Recent evidence suggests that the muscle aches might be a big nocebo.
Whether you know you’re taking a placebo pill or not, it will still have a beneficial effect, new research has revealed (Is the rationale more important than deception? A randomized controlled trial of open-label placebo analgesia.)
Scientists from Harvard University and the University of Basel prescribed a group of minor burn victims with a “treatment” cream, telling only some of them that it was a placebo.
After the cream was applied, both groups reported benefits, despite the placebo cream containing no medicine.
Read the full article here
On the subject of Open Label Placebos, here’s a link to research on their efficacy in chronic lower-back pain.
A new study finds that people who have a better handle on their negative emotions may be more likely to experience a stronger placebo effect. Researchers at the University of Luxembourg found that participants who were better at interpreting negative events in a positive light felt more relief from a placebo pain-relieving cream.
The placebo effect has traditionally been viewed in a negative light; however, within the last decade, researchers have investigated the placebo effect itself and found that placebos can trigger real biological changes in the body, including the brain.
“All participants reported less pain: the placebo effect was working. Interestingly, those with a higher capacity to control their negative feelings showed the largest responses to the placebo cream in the brain. Their activity in those brain regions that process pain was most reduced. This suggests that your ability to regulate emotions affects how strong your response to a placebo will be.”
“Branding acts like a placebo. It changes consumer perception and, in turn, those perceptions alter the nature of the product.”
Read the fascinating story of Lieutenant Colonel Beecher here (as well as a commentary on the placebo effect in marketing).
A recent example? The internet recently has been alive with stories about research into the placebo effect and our apprehension of the quality of wine – and, perhaps worryingly for some, the brain functions which govern our actual experience of its taste! (Hint: higher price = higher quality).
Here’s a sample article: Why expensive wine appears to taste better: It’s the price tag. The authros point out:
“Price labels influence our liking of wine: The same wine tastes better to participants when it is labeled with a higher price tag. Scientists have discovered that the decision-making and motivation center in the brain plays a pivotal role in such price biases to occur. The medial pre-frontal cortex and the ventral striatum are particularly involved in this.”
Two thought-provoking articles relating the placebo effect to ‘sham surgery’, which has been canvassed in these pages previously.

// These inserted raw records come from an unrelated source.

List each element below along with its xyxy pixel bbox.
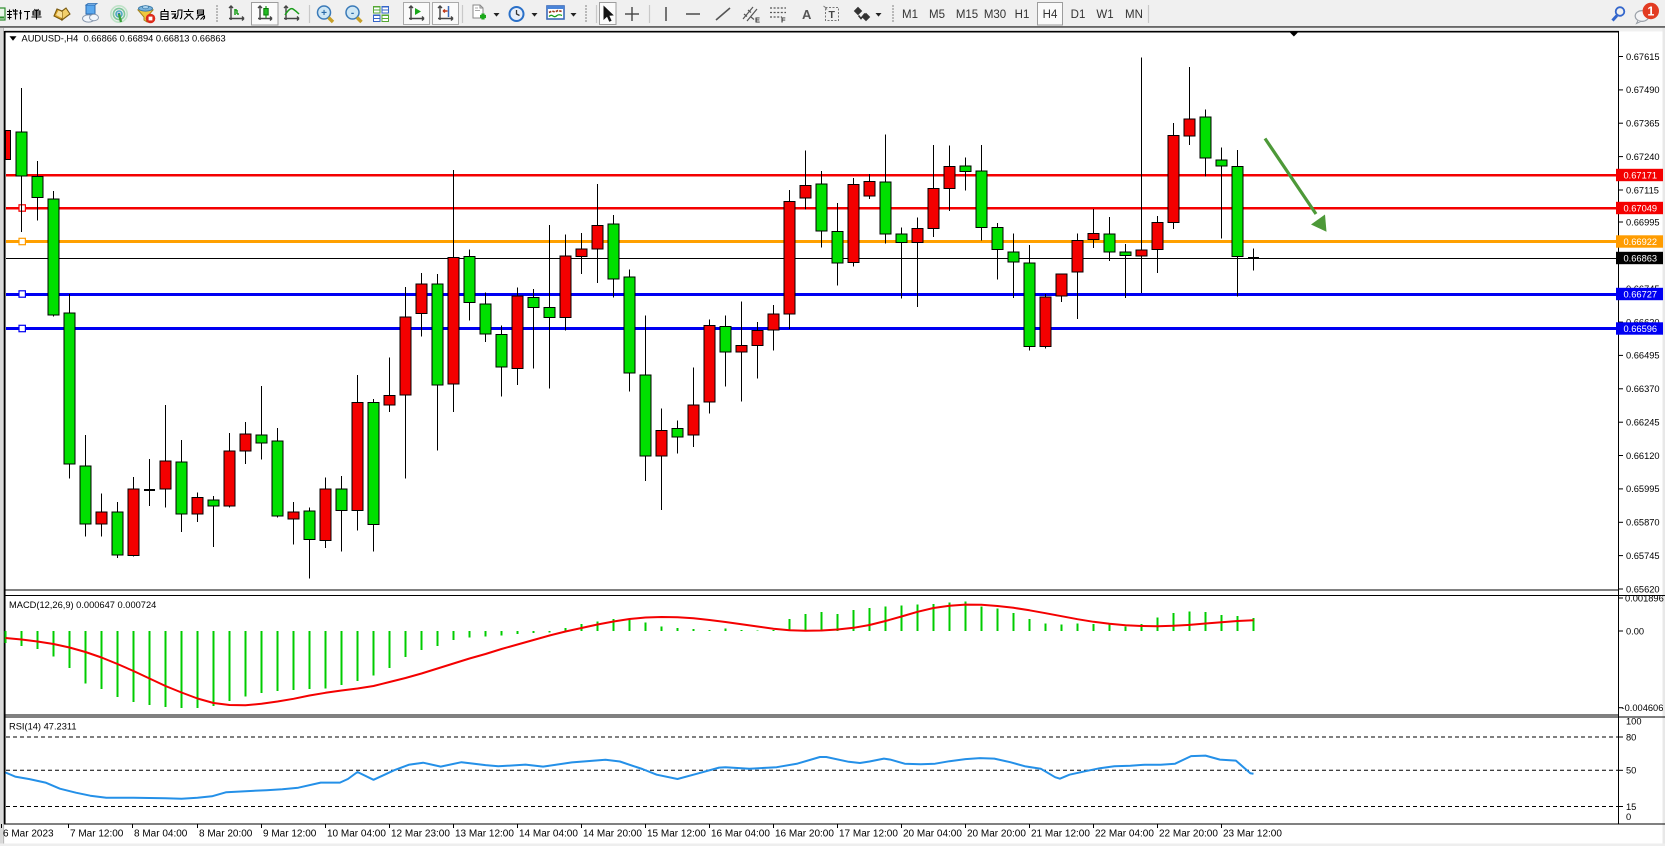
svg-text:AUDUSD-,H4 0.66866 0.66894 0.: AUDUSD-,H4 0.66866 0.66894 0.66813 0.668…: [22, 34, 226, 44]
svg-text:23 Mar 12:00: 23 Mar 12:00: [1223, 829, 1282, 840]
svg-text:8 Mar 04:00: 8 Mar 04:00: [134, 829, 188, 840]
svg-text:0.66922: 0.66922: [1624, 237, 1658, 247]
svg-text:0.65995: 0.65995: [1626, 484, 1660, 494]
svg-text:80: 80: [1626, 732, 1636, 742]
svg-text:17 Mar 12:00: 17 Mar 12:00: [839, 829, 898, 840]
svg-text:8 Mar 20:00: 8 Mar 20:00: [199, 829, 253, 840]
svg-text:20 Mar 20:00: 20 Mar 20:00: [967, 829, 1026, 840]
svg-text:0.66120: 0.66120: [1626, 451, 1660, 461]
svg-text:M5: M5: [929, 9, 945, 21]
svg-text:MACD(12,26,9) 0.000647 0.00072: MACD(12,26,9) 0.000647 0.000724: [9, 600, 156, 610]
svg-text:14 Mar 20:00: 14 Mar 20:00: [583, 829, 642, 840]
svg-text:-0.004606: -0.004606: [1622, 703, 1664, 713]
svg-text:13 Mar 12:00: 13 Mar 12:00: [455, 829, 514, 840]
svg-text:7 Mar 12:00: 7 Mar 12:00: [70, 829, 124, 840]
svg-text:0.65620: 0.65620: [1626, 584, 1660, 594]
svg-text:100: 100: [1626, 716, 1642, 726]
svg-text:0.67615: 0.67615: [1626, 52, 1660, 62]
svg-text:22 Mar 04:00: 22 Mar 04:00: [1095, 829, 1154, 840]
svg-text:0.67365: 0.67365: [1626, 119, 1660, 129]
svg-text:15 Mar 12:00: 15 Mar 12:00: [647, 829, 706, 840]
svg-text:16 Mar 04:00: 16 Mar 04:00: [711, 829, 770, 840]
svg-text:A: A: [802, 7, 812, 22]
svg-text:0.66727: 0.66727: [1624, 289, 1658, 299]
svg-text:0.66995: 0.66995: [1626, 217, 1660, 227]
svg-text:10 Mar 04:00: 10 Mar 04:00: [327, 829, 386, 840]
svg-text:D1: D1: [1071, 9, 1086, 21]
svg-text:M30: M30: [984, 9, 1006, 21]
svg-text:0.65870: 0.65870: [1626, 518, 1660, 528]
svg-text:21 Mar 12:00: 21 Mar 12:00: [1031, 829, 1090, 840]
svg-text:0.67171: 0.67171: [1624, 170, 1658, 180]
svg-text:50: 50: [1626, 766, 1636, 776]
svg-text:+: +: [321, 8, 327, 19]
svg-text:0.67490: 0.67490: [1626, 85, 1660, 95]
svg-text:1: 1: [1647, 5, 1654, 19]
svg-text:-: -: [351, 8, 354, 19]
svg-text:0.67240: 0.67240: [1626, 152, 1660, 162]
svg-text:15: 15: [1626, 802, 1636, 812]
svg-text:0.001896: 0.001896: [1625, 593, 1664, 603]
svg-text:22 Mar 20:00: 22 Mar 20:00: [1159, 829, 1218, 840]
svg-text:0.67115: 0.67115: [1626, 185, 1659, 195]
svg-text:20 Mar 04:00: 20 Mar 04:00: [903, 829, 962, 840]
svg-text:0.66863: 0.66863: [1624, 253, 1658, 263]
svg-text:F: F: [781, 16, 786, 25]
svg-text:6 Mar 2023: 6 Mar 2023: [3, 829, 54, 840]
svg-text:H4: H4: [1043, 9, 1058, 21]
svg-text:0: 0: [1626, 812, 1631, 822]
svg-text:0.65745: 0.65745: [1626, 551, 1660, 561]
svg-text:14 Mar 04:00: 14 Mar 04:00: [519, 829, 578, 840]
svg-text:0.67049: 0.67049: [1624, 203, 1658, 213]
svg-text:RSI(14) 47.2311: RSI(14) 47.2311: [9, 722, 77, 732]
svg-text:0.66596: 0.66596: [1624, 324, 1658, 334]
svg-text:9 Mar 12:00: 9 Mar 12:00: [263, 829, 317, 840]
svg-text:T: T: [829, 9, 836, 21]
svg-text:M1: M1: [902, 9, 918, 21]
svg-text:0.00: 0.00: [1626, 626, 1644, 636]
svg-text:16 Mar 20:00: 16 Mar 20:00: [775, 829, 834, 840]
svg-text:H1: H1: [1015, 9, 1030, 21]
svg-text:12 Mar 23:00: 12 Mar 23:00: [391, 829, 450, 840]
svg-text:M15: M15: [956, 9, 978, 21]
svg-text:E: E: [755, 16, 760, 25]
svg-text:0.66495: 0.66495: [1626, 351, 1660, 361]
svg-text:0.66370: 0.66370: [1626, 384, 1660, 394]
svg-text:W1: W1: [1096, 9, 1113, 21]
svg-text:0.66245: 0.66245: [1626, 418, 1660, 428]
svg-text:MN: MN: [1125, 9, 1143, 21]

In this meta-study, the authors point out that ” the literature is not chock full of studies comparing a surgical procedure to placebo. While the study of a drug versus placebo is standard practice, the picture changes radically when the placebo is a sham operation involving incisions and anesthesia … Of about 3000 articles, 53 full-text articles were selected. They represented randomized controlled studies, with both an active intervention and a placebo arm involving a sham procedure. The authors defined a surgical outcome based on three elements:
• The critical surgical component – the anatomic changes felt to result in a therapeutic effect
• Placebo component – the patient’s expectations
• Non-specific effects – changes in the natural history of an illness that might impact the outcome, the experience of being in a hospital, interactions with staff – the multitude of other factors.

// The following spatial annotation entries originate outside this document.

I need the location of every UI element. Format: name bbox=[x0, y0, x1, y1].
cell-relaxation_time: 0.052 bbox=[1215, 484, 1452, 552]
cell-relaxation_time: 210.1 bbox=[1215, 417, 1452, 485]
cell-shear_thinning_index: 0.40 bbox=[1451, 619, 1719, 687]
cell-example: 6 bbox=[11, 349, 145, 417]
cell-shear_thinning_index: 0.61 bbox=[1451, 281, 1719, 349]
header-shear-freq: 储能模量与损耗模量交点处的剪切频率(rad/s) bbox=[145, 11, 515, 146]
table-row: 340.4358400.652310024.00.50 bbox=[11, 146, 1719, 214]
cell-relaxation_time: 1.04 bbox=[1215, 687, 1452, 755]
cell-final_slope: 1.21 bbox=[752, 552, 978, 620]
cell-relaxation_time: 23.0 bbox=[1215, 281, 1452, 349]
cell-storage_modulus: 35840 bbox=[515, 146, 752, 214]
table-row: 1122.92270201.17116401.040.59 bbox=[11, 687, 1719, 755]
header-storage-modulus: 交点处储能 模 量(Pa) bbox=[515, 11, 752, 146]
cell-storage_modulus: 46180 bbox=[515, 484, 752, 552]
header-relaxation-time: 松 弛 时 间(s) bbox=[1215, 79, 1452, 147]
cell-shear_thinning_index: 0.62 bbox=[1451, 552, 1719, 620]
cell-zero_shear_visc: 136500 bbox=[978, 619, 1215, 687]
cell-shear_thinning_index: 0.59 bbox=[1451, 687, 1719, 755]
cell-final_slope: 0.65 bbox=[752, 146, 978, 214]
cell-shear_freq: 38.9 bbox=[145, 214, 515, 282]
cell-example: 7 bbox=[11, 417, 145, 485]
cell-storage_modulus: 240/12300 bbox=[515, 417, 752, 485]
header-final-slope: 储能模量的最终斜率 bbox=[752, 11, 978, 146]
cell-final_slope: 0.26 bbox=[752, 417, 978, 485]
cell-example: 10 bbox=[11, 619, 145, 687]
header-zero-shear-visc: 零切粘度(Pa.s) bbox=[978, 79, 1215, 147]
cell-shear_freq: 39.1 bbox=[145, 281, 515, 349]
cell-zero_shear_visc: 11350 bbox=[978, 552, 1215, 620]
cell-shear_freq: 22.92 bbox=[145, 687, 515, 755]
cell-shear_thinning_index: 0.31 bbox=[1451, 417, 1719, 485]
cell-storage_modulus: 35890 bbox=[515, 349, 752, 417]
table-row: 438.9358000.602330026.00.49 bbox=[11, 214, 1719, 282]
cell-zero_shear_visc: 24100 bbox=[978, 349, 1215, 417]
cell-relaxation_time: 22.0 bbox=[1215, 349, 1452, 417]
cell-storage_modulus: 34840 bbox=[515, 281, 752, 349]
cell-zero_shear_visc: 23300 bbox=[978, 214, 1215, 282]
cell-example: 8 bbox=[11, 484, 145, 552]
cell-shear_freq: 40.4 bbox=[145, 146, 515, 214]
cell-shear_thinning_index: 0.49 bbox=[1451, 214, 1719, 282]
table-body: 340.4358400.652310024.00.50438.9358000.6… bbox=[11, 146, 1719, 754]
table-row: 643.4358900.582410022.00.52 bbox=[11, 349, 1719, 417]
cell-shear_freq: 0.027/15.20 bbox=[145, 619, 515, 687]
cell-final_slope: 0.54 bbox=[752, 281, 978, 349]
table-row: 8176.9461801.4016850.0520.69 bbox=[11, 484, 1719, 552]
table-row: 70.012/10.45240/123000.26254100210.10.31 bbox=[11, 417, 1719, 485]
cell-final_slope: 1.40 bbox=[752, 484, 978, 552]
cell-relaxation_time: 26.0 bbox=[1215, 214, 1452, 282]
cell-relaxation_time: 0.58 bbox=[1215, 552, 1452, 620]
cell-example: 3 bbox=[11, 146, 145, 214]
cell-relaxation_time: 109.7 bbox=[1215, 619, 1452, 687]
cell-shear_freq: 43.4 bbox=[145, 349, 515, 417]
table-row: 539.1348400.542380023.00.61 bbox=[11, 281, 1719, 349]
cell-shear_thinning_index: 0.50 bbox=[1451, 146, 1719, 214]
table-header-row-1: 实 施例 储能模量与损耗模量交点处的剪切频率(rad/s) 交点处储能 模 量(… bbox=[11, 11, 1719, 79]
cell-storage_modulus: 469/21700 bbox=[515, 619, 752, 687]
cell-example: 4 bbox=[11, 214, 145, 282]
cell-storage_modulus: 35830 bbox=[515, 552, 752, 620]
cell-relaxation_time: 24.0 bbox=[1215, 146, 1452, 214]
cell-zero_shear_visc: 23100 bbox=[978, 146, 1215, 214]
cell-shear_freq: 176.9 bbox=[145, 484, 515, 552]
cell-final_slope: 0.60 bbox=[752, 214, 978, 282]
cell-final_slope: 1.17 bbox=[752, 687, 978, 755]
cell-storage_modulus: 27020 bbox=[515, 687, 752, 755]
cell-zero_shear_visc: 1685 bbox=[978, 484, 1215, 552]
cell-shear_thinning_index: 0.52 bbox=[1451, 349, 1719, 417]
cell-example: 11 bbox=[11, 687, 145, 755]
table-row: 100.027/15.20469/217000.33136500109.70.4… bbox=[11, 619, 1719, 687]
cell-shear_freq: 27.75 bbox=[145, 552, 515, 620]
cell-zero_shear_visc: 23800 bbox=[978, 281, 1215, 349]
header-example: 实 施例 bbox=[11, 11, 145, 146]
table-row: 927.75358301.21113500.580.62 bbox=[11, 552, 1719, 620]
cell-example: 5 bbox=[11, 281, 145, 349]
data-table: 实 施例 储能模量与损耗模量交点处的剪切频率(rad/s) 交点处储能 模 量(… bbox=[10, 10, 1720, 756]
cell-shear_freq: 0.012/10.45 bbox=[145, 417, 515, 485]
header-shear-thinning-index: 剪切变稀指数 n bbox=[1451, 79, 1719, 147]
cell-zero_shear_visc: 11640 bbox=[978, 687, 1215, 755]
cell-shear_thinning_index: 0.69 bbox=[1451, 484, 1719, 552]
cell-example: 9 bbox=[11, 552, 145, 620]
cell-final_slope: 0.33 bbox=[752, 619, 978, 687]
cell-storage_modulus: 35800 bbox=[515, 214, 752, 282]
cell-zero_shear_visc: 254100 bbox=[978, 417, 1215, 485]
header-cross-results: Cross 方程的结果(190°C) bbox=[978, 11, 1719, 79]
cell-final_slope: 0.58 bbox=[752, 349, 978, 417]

In this study, the author admits that sham (placebo) srugery already occurs. Because it can work.
“How can sham surgeries work? Bigness. In the same way that placebo pills and other modalities make people get better, the clinical evaluation, workup, stress and travel of surgery day, surgical prep, etc. all make for an almost unbeatable set of placebo-instituting conditions. And with some of the data which exist, sham surgeries perform better in the patients’ minds than a drug treatment that’s a comparator for the same condition.